1.2. The present study
Interactive acculturation in the workplace. In this study, we applied the IAM of Bourhis
et al. (1997) to the workplace to examine if disconcordance in acculturation orientations
impact the quality of intergroup work-relations. We specifically focussed on
acculturation orientations of host community (Dutch) workers versus immigrant
workers from “non-western cultures.” Cultural values between Dutch workers and
non-western immigrant workers are likely to be higher compared to immigrants who
originated from western cultures (Hofstede, 1984).
Furthermore, we examined “blue collar workers” for two reasons. Non-western
immigrant groups are overrepresented in blue-collar jobs in The Netherlands (CBS,
2007), but at the same time this group is underrepresented in organizational research
(Peeters and Oerlemans, 2009). Second, selection procedures at higher levels in
organizations often suffer from “cultural bias” (van de Vijver and Tanzer, 2003). Cultural
bias stimulates the recruitment of personnel that is culturally similar to the dominant
(host community) group. As such, this would reduce the probability of finding
differences in acculturation orientations between the two cultural groups.

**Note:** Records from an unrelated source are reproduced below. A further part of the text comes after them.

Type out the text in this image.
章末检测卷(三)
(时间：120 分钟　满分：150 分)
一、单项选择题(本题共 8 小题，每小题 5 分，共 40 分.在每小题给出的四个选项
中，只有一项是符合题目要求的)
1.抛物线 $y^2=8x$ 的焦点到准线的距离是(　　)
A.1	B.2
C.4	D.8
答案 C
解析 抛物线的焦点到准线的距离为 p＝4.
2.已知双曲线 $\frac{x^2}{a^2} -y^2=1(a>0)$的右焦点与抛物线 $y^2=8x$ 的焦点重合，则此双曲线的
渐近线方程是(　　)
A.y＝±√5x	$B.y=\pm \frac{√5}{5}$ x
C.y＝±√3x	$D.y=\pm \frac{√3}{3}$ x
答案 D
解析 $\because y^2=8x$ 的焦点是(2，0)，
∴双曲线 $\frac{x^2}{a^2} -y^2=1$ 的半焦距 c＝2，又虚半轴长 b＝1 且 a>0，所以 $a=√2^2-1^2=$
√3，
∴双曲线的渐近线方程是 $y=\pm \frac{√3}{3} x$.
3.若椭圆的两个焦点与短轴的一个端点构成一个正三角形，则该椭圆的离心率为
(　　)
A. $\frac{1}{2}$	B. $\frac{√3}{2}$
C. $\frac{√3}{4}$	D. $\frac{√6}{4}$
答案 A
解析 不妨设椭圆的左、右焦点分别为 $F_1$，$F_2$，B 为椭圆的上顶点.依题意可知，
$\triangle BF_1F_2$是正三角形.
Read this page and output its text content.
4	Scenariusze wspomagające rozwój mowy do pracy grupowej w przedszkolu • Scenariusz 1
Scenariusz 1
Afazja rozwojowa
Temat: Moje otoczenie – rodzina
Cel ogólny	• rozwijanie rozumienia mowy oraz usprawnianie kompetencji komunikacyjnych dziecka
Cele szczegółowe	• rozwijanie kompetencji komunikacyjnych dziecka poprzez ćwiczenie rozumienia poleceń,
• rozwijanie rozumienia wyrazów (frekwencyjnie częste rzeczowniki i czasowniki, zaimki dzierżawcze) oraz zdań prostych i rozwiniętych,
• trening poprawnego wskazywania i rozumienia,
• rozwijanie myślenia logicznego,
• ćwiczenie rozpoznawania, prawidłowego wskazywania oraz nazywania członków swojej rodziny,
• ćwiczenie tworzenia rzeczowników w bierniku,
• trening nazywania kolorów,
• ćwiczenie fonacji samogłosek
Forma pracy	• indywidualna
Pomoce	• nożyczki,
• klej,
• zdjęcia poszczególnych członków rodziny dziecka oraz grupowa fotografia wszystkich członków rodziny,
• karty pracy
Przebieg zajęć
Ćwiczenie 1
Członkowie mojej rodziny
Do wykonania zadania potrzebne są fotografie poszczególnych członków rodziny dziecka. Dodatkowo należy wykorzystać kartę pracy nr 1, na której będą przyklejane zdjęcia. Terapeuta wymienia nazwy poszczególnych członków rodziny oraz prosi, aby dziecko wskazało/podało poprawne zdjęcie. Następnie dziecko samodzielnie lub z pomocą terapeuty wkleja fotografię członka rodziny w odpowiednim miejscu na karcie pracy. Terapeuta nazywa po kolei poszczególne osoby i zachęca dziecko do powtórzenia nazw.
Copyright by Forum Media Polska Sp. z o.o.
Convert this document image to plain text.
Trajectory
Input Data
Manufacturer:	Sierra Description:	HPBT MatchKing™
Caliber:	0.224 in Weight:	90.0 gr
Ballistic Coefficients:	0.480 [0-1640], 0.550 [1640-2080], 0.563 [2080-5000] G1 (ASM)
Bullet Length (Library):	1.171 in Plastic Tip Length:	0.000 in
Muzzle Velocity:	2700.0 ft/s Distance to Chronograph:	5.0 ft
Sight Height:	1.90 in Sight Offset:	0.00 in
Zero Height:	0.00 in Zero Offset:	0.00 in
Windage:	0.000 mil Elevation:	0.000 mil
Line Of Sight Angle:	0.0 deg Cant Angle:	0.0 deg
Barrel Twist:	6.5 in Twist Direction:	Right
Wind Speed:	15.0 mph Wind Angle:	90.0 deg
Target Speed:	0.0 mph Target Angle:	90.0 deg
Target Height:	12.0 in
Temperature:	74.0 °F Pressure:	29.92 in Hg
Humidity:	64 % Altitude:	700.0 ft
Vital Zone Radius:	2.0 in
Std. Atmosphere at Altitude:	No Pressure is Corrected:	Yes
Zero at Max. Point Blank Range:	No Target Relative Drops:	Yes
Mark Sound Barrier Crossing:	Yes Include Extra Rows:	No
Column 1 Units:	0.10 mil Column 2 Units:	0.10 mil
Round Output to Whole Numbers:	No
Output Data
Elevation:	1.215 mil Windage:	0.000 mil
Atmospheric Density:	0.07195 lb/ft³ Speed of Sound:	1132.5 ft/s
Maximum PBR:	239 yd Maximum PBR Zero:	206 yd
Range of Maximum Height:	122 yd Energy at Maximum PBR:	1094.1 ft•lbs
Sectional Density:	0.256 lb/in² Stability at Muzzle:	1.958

Hypotheses. Non-western immigrant groups in The Netherlands usually prefer
integration above assimilation, whereas segregation and marginalization are the least
preferred acculturation orientations. The Dutch usually prefer immigrants to assimilate
towards the Dutch culture, followed by integration, while segregation and
marginalization are least preferred (Arends-Tóth and van de Vijver, 2003, 2004;
Ouarasse and van de Vijver, 2005). Therefore, we first hypothesized that:
H1. Assimilation is the preferred acculturation orientation of Dutch workers,
followed by integration, while separation and marginalization are the least
preferred acculturation orientations.
H2. Integration is the preferred acculturation orientation of non-western immigrant
workers, followed by assimilation, while separation and marginalization are
the least preferred acculturation orientations.
In this study, we conceptualized disconcordance in acculturation orientations in two
ways. First, we examined disconcordance on a location level by examining variations in
acculturation orientations between the group of non-western immigrant workers and
the group of Dutch workers across four locations of one organization. Second, we
examined disconcordance on a relational level by comparing acculturation orientations
of individual workers to their out-group (i.e. host community or immigrant group) at the
same locations. Based on the IAM model of Bourhis et al. (1997), we hypothesized that:
H3. Disconcordance in preferred acculturation orientations between the host
community group and the non-western immigrant group results in a poorer
quality of intergroup work-relations on a location level.
H4. The higher the degree of disconcordance in preferred acculturation
orientations between individual workers compared to their out-group
(i.e. host community or immigrant group) at the same location, the poorer
the intergroup work-relations as perceived by individual workers.
Furthermore, we examined whether intergroup contact would moderate the
relationship between disconcordance in preferred acculturation orientations and
intergroup work-relations. The organizational context usually provides important
conditions, e.g. striving towards common goals, intergroup cooperation – for optimal
outcomes of intergroup contact to occur (Allport, 1954; Pettigrew and Tropp, 2006).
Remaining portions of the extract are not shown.